Tessman signs Okanagan Charter, committing to holistic health for NMU


Katarina Rothhorn/NW

OFFICIAL SIGNING — President Brock Tessman formally signs the Okanagan Charter on April 26. The charter is a commitment by NMU to support and implement holistic health programs and initiatives for students, staff and faculty.

Katarina Rothhorn

On Wednesday, April 26 at 1 p.m. NMU President Brock Tessman signed the Okanagan Charter and formally committed NMU to “embed health into all aspects of campus culture and to lead health promotion action and collaboration locally and globally,” according to the charter.

With Tessman’s signature, NMU became the seventeenth university in the United States to commit to the holistic health commitments outlined in the Okanagan Charter. The charter was created in 2015 at the International Conference on Health Promoting Universities and Colleges at the Okanagan campus of The University of British Columbia. The goal of its creation is to create an adaptable framework for higher education institutions to promote health and wellbeing for students. 

“A lot of really great things are happening at Northern Michigan University already in those areas,” Tessman said. “But I think that the signing of the charter reflects a new level of commitment as we look to the future and as we think about new ways to leverage our teaching, our research and our service in promotion of health and well being.”

The prompting behind NMU’s signing of this charter came about during former President Kerri Schuiling’s time in office, following a series of mental health outcries from students. During the summer of 2022, former Board of Trustee member James Haveman was hired to conduct a Healthy NMU report which included interviews of students, staff and faculty.

One of the results of the report suggested the signing of the Okanagan Charter and developing more localized wellbeing resources for students, faculty and staff. 

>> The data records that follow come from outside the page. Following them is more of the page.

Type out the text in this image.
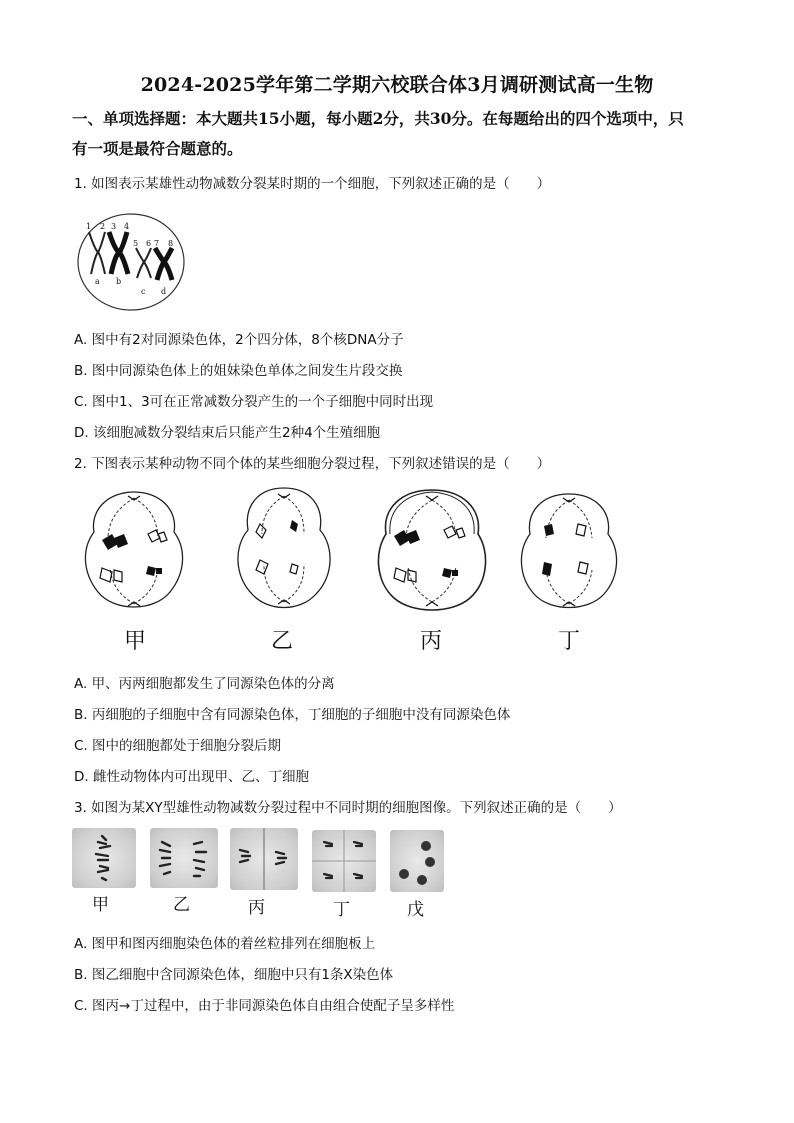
2024-2025学年第二学期六校联合体3月调研测试高一生物
一、单项选择题：本大题共15小题，每小题2分，共30分。在每题给出的四个选项中，只
有一项是最符合题意的。
1. 如图表示某雄性动物减数分裂某时期的一个细胞，下列叙述正确的是（　　）
1 2 3 4
5 6 7 8
a b
c d
A. 图中有2对同源染色体，2个四分体，8个核DNA分子
B. 图中同源染色体上的姐妹染色单体之间发生片段交换
C. 图中1、3可在正常减数分裂产生的一个子细胞中同时出现
D. 该细胞减数分裂结束后只能产生2种4个生殖细胞
2. 下图表示某种动物不同个体的某些细胞分裂过程，下列叙述错误的是（　　）
甲	乙	丙	丁
A. 甲、丙两细胞都发生了同源染色体的分离
B. 丙细胞的子细胞中含有同源染色体，丁细胞的子细胞中没有同源染色体
C. 图中的细胞都处于细胞分裂后期
D. 雌性动物体内可出现甲、乙、丁细胞
3. 如图为某XY型雄性动物减数分裂过程中不同时期的细胞图像。下列叙述正确的是（　　）
甲	乙	丙	丁	戊
A. 图甲和图丙细胞染色体的着丝粒排列在细胞板上
B. 图乙细胞中含同源染色体，细胞中只有1条X染色体
C. 图丙→丁过程中，由于非同源染色体自由组合使配子呈多样性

“What this charter does is it allows the campus to really rally around a theme of wellness and health and community,” Haveman said. “I think this charter will go far to really encourage the campus to become a healthier campus.”

The signing of the charter does not actually commit to any specific actions from administration, but instead provides a framework and goals to work within. Some of the concrete actions discussed to be implemented include the hiring of a lead diversity officer who will be a part of President Tessman’s staff as well as more diversity and wellness staff in the new wellbeing center.

“It is not up to a single diversity officer to shoulder the burden or move the needle forward on that front,” Tessman said. “But having very visible elevated leadership positions allows us to align all of the good work, align all of the resources and add some additional vision to what this campus wants to achieve in terms of wellbeing, health promotion, diversity, and I really don’t want to leave off sustainability because that is an important part of the charter as well.”

Both Tessman and Abigail Wyche, NMU’s special advisor for campus mental health and Wellness, pointed out that the project phase of NMU’s commitment to holistic wellness has just begun and new ideas will continue to be implemented throughout the following months and years.

“As we’ve come to this point, we’ve tried to work very hard to include voices of students from diverse backgrounds, including Indigenous backgrounds,” Wyche said. “As we are moving into the project phase and implementing new programs and services, we also will be hiring new positions, filling new positions for those. And as we’ve done some of those searches, we’ve been very intentional about inviting student leaders from the different diversity student organizations to take part in those interviews.”

The inclusion and collaboration with Indigenous, Black and other communities of color on campus will hopefully continue and increase, as holistic health does not have a one-size-fits-all solution. 

“I’m very grateful to see Northern putting a commitment to Indigenous representation and Indigenous voices,” said Shelby Boggs, a student double majoring in social work and Native American Studies as well as a tribal citizen of the Sault Saint Marie tribe of Chippewa Indians. “It gives me hope, because it’s more than just performative activism to say that they’re going to make an institutional commitment to holistic health based upon Indigenous ideologies, because holistic health is rooted in Indigenous cultures worldwide.”